Sabine a la petite quarantaine et nous pouvons dire que sa vie est loin d’être un fleuve tranquille. Elle est harcelée sans cesse au téléphone par sa mère, son mari est très dur envers elle, elle est atteinte de myodésopsie (mouches devant les yeux). Le jour où elle décide de quitter son travail pour faire de la poésie, on atteint le pompon. Lors du pot de départ, elle reçoit en cadeau une sex doll, une poupée gonflable grandeur nature d’un très grand réalisme. Ironie du sort, elle s’appelle aussi Sabine.  Elle s’apprête à la revendre, humiliée par ce cadeau d’un très mauvais goût (et d’une méchanceté certaine) et n’en voyant pas l’utilité. Et puis, finalement, elle se met à lui parler tous les jours, à lui prendre son bain, à lui confier ses sentiments…

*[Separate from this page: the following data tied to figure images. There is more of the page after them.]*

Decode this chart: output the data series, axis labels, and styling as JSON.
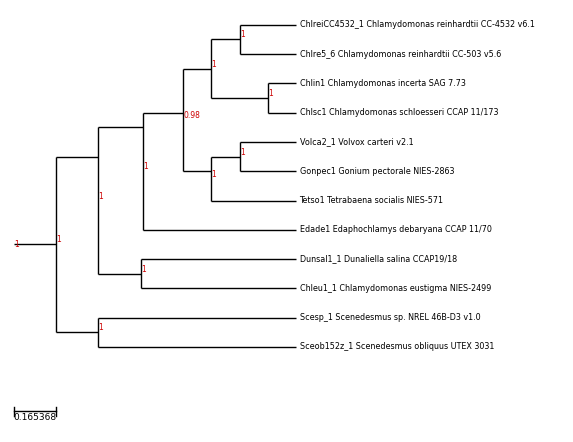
{
  "figsize": [
    5.73,
    4.42
  ],
  "dpi": 100,
  "bg_color": "#ffffff",
  "line_color": "#000000",
  "support_color": "#cc0000",
  "scale_bar_value": "0.165368",
  "taxa": [
    "ChlreiCC4532_1 Chlamydomonas reinhardtii CC-4532 v6.1",
    "Chlre5_6 Chlamydomonas reinhardtii CC-503 v5.6",
    "Chlin1 Chlamydomonas incerta SAG 7.73",
    "Chlsc1 Chlamydomonas schloesseri CCAP 11/173",
    "Volca2_1 Volvox carteri v2.1",
    "Gonpec1 Gonium pectorale NIES-2863",
    "Tetso1 Tetrabaena socialis NIES-571",
    "Edade1 Edaphochlamys debaryana CCAP 11/70",
    "Dunsal1_1 Dunaliella salina CCAP19/18",
    "Chleu1_1 Chlamydomonas eustigma NIES-2499",
    "Scesp_1 Scenedesmus sp. NREL 46B-D3 v1.0",
    "Sceob152z_1 Scenedesmus obliquus UTEX 3031"
  ],
  "font_size_taxa": 5.8,
  "font_size_support": 5.5,
  "font_size_scale": 6.5
}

Emilie de Turckheim offre un roman aux formes variées, mêlant récit linéaire, interviews, chapitres sous forme de scènes de théâtre. L’ensemble est méchamment drôle, assez violent par moment. Le rythme est soutenu au point qu’on ne lâche pas le livre. Mais, sous ces aspects décalés, absurdes, fantaisistes, il y a un sacré fond. La Sabine de chair et de sang semble à première vue subir les violences de toute part avec une très grande passivité. J’ai d’ailleurs eu envie par moment de la secouer pour la faire réagir face à l’ignominie de son entourage. Pourtant, en réfléchissant bien, elle n’est pas qu’une simple « poupée » qu’on malmène comme on veut. Elle n’entre pas dans le système même si elle le subit. Elle est finalement plus libre qu’on ne le croit, moins sensible aux critiques et à ce monde de fou qui l’entoure. Elle n’écoute pas sa mère (qui se venge en laissant des messages sur son répondeur), n’hésite pas à dire ce qu’elle veut à la sex doll alors qu’elle sait qu’elle est filmée par son mari, choisit d’abandonner le monde de l’entreprise pour un idéal. Comme elle le dit elle-même, elle a toujours été une « fille à ours », pas une fille à poupées, elle n’entre pas dans les cases. Elle joue un rôle comme au théâtre (d’où ces échos à cet art dans la forme) qui finit certes par lui faire perdre les pédales dans ce monde où les relations professionnelles et personnelles sont d’un profond cynisme mais où elle reste fidèle à ses valeurs. Et quand la pièce se termine en tragédie grecque, la vengeance et la liberté reçoivent les applaudissements. Rideau.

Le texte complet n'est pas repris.